AbstractThe study of a time-periodic solution of the multidimensional wave equation {\frac{\partial^{2}}{\partial t^{2}}\widetilde{u}-\Delta_{x}\widetilde{u}=%
\widetilde{f}(x,t)}, {\widetilde{u}(x,t)=e^{ikt}u(x)},
over the whole space {\mathbb{R}^{3}} leads to the condition of the Sommerfeld radiation at infinity. This is a problem that describes the motion of scattering stationary waves from a source that is in a bounded area. The inverse problem of finding this source is equivalent to reducing the Sommerfeld problem to a boundary value problem for the Helmholtz equation in a finite domain. Therefore, the Sommerfeld problem is a special inverse problem. It should be noted that in the work of Bezmenov [I. V. Bezmenov,
Transfer of Sommerfeld radiation conditions to an artificial boundary of the region based on the variational principle,
Sb. Math. 185 1995, 3, 3–24] approximate forms of such boundary conditions were found. In [T. S. Kalmenov and D. Suragan,
Transfer of Sommerfeld radiation conditions to the boundary of a limited area,
J. Comput. Math. Math. Phys. 52 2012, 6, 1063–1068], for a complex parameter λ, an explicit form of these boundary conditions was found through the boundary condition of the Helmholtz potential given by the integral in the finite domain Ω:($*$)u(x,\lambda)=\int_{\Omega}\varepsilon(x-\xi,\lambda)\rho(\xi,\lambda)\,d\xi{}where {\varepsilon(x-\xi,\lambda)} are fundamental solutions of the Helmholtz equation,-\Delta_{x}\varepsilon(x)-\lambda\varepsilon=\delta(x),{\rho(\xi,\lambda)} is a density of the potential, λ is a complex number, and δ is the Dirac delta function.

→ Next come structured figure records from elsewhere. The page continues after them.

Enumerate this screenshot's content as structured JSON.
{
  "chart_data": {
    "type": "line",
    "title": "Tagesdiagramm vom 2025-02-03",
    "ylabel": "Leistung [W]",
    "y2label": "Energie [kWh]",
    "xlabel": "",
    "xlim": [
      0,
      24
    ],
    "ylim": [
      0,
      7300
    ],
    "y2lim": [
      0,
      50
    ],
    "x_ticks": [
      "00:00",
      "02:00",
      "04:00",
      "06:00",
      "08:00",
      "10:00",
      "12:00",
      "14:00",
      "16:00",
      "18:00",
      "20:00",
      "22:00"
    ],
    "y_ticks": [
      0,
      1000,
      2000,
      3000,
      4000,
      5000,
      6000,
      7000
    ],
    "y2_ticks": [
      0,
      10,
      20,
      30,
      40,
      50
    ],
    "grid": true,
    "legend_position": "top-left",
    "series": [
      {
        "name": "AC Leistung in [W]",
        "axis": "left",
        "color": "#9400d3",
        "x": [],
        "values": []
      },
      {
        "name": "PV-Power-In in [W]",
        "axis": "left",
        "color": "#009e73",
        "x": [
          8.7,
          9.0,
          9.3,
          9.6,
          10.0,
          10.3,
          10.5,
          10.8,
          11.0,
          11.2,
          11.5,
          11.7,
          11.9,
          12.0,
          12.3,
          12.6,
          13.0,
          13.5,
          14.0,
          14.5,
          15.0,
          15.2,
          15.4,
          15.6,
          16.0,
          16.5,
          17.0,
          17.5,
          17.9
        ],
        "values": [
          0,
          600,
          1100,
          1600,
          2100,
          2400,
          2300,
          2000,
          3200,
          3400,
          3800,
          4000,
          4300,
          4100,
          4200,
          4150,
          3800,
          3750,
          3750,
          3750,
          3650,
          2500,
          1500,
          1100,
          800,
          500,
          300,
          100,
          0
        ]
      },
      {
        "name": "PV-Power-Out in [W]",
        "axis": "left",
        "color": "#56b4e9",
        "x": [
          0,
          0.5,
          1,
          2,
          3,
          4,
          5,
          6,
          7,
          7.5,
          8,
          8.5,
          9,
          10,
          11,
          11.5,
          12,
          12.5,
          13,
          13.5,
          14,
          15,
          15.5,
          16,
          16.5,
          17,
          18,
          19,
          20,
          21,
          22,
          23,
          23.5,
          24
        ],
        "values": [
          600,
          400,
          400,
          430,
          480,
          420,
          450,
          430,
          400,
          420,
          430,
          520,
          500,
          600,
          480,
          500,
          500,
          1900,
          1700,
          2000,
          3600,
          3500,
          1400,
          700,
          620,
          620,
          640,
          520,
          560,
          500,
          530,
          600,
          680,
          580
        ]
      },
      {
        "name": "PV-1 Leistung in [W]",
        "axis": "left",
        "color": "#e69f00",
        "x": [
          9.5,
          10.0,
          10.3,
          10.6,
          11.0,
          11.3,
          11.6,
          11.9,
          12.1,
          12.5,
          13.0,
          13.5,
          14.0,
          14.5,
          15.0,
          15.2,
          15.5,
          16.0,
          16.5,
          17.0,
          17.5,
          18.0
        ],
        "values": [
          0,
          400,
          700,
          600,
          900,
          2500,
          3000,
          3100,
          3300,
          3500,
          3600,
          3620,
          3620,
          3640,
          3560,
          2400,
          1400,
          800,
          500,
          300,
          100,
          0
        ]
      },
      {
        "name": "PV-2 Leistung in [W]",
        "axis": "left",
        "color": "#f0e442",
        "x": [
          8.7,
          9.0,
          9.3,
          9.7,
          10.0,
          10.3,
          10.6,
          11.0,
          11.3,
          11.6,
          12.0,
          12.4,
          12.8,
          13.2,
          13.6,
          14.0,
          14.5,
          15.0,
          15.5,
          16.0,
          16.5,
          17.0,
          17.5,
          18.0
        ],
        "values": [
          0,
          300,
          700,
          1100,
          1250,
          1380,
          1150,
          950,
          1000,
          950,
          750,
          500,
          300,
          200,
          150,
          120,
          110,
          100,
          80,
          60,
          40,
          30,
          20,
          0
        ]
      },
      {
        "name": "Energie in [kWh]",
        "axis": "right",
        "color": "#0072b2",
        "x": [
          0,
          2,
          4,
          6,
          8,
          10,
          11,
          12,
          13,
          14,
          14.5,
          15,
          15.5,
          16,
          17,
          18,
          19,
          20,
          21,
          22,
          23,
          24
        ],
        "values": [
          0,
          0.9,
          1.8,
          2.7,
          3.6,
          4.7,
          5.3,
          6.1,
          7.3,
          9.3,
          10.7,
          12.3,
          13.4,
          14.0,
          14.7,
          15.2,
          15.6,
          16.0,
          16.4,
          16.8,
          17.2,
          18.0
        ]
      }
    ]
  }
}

These boundary conditions have the property that stationary waves coming from the region Ω to {\partial\Omega}
pass {\partial\Omega} without reflection, i.e. are transparent boundary conditions.
In the present work, in the general case, in {\mathbb{R}^{n}}, {n\geq 3}, we have proved the problem of reducing the Sommerfeld problem to a boundary value problem in a finite domain. Under the necessary conditions for the Helmholtz potential (*), its density {\rho(\xi,\lambda)} has also been found.